Many employers allow employees to take an unpaid leave of absence for activities and events such as: When employees have serious, life-changing events, emergency family needs, the premature birth of a baby who is hospitalized for an extended time period, or nursing a parent with a serious illness in another town but there are needs to other policies in place. Such of these could be;
Offer a Flexible Work Schedule
A flexible schedule does not mean that employees can come and go at will, which is a possibility that concerns employers. A flexible schedule policy spells out what the employer means by flexible hours. In many workplaces, flexible starting and ending times are easy to implement. More sophisticated flexible schedules such as a four-day workweek or telecommuting require more planning, but flexible work schedules are a cornerstone of work balance.
Offer Paid Time off (PTO)
Offer PTO instead of traditional paid sick leave, paid personal days, and paid vacation. A paid time off (PTO) approach treats employees like adults who are capable of making decisions about how, when, and why to use the paid time off supplied by the employer. In a PTO system, neither employers nor employees need to worry about accounting for how the time off was spent. It eliminates confusion and the need for additional policies, such as defining what constitutes a sick day.

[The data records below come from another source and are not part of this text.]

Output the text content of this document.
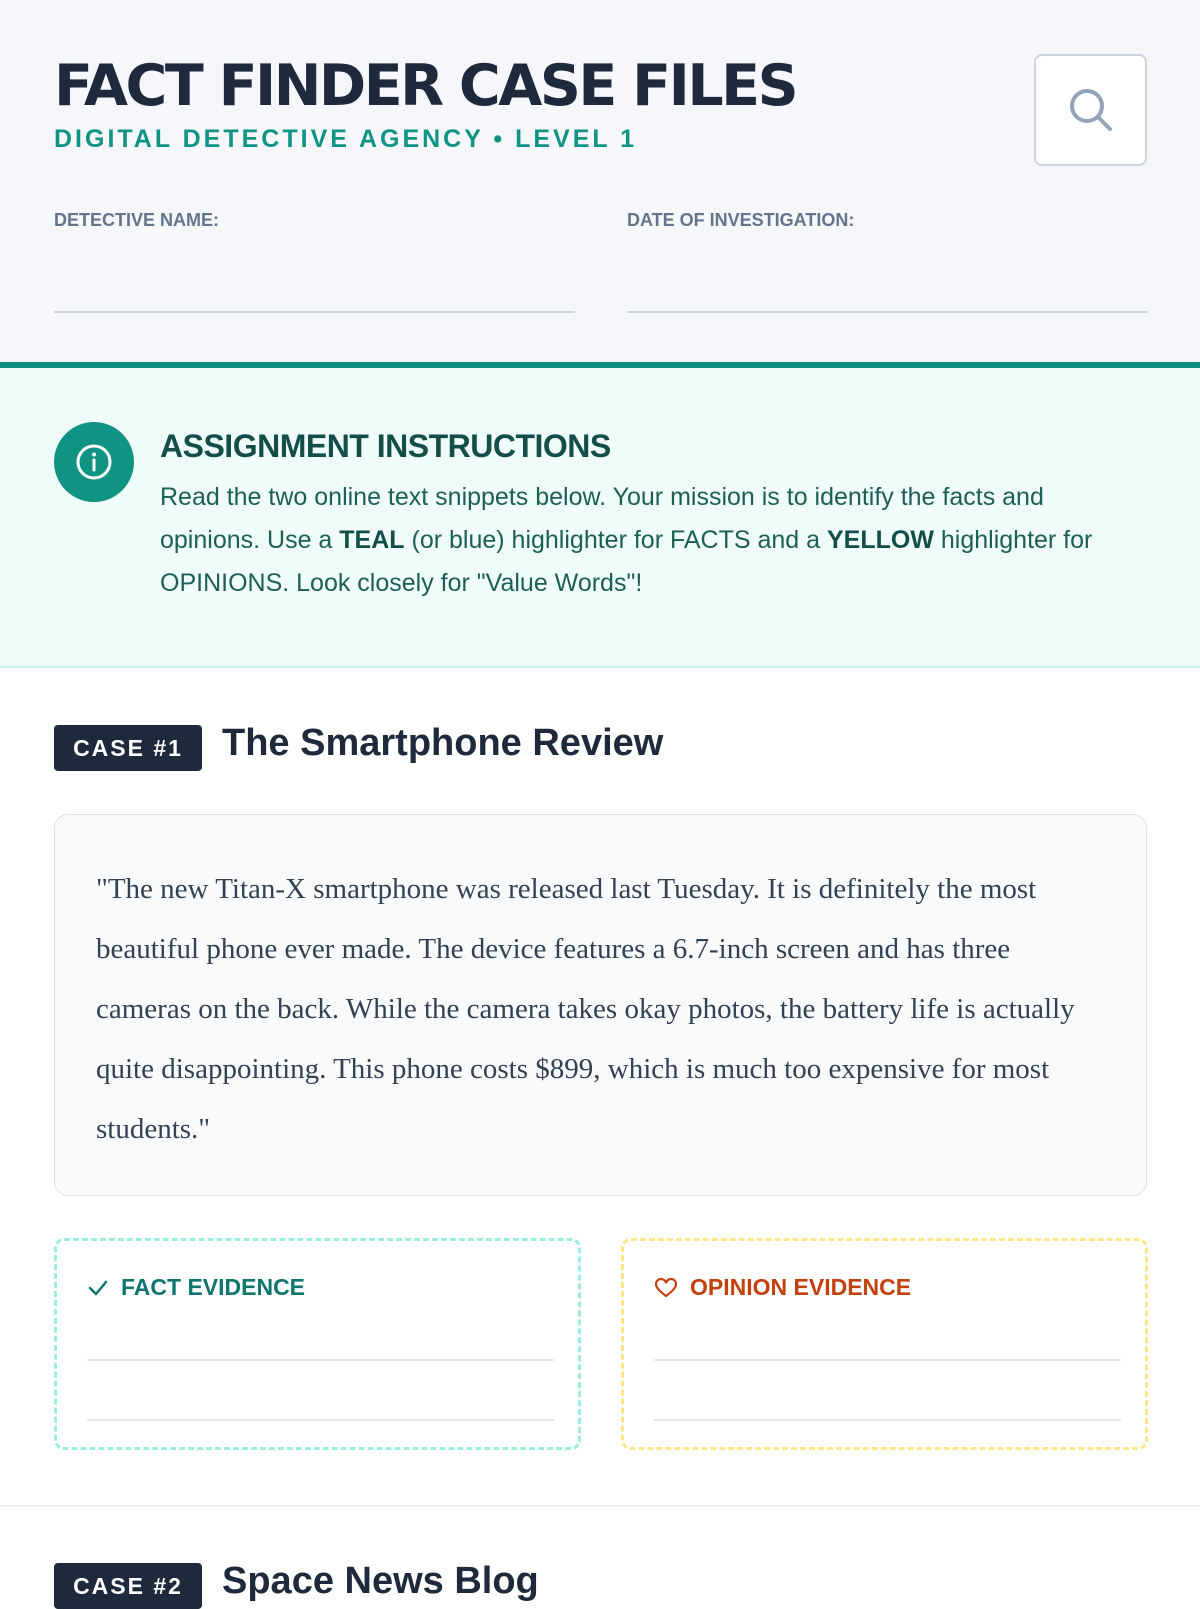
FACT FINDER CASE FILES
DIGITAL DETECTIVE AGENCY • LEVEL 1
DETECTIVE NAME:	DATE OF INVESTIGATION:
ASSIGNMENT INSTRUCTIONS
Read the two online text snippets below. Your mission is to identify the facts and opinions. Use a TEAL (or blue) highlighter for FACTS and a YELLOW highlighter for OPINIONS. Look closely for "Value Words"!
CASE #1	The Smartphone Review
"The new Titan-X smartphone was released last Tuesday. It is definitely the most beautiful phone ever made. The device features a 6.7-inch screen and has three cameras on the back. While the camera takes okay photos, the battery life is actually quite disappointing. This phone costs $899, which is much too expensive for most students."
FACT EVIDENCE	OPINION EVIDENCE
CASE #2	Space News Blog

Model the Work-Life Balance Yourself
Managers and senior managers need to model the work balance they’d like to encourage their employees to exhibit. When a manager uses ‘Paid Time Off’ to take a vacation yet responds to email as if she is in the office, this sends a powerful message to employees about whether they need to do email while on vacation.
Reconciliation of work and family is a fundamental aspect of promoting equality in the world of work and of reducing poverty. It is also an essential condition for making progress towards gender equality.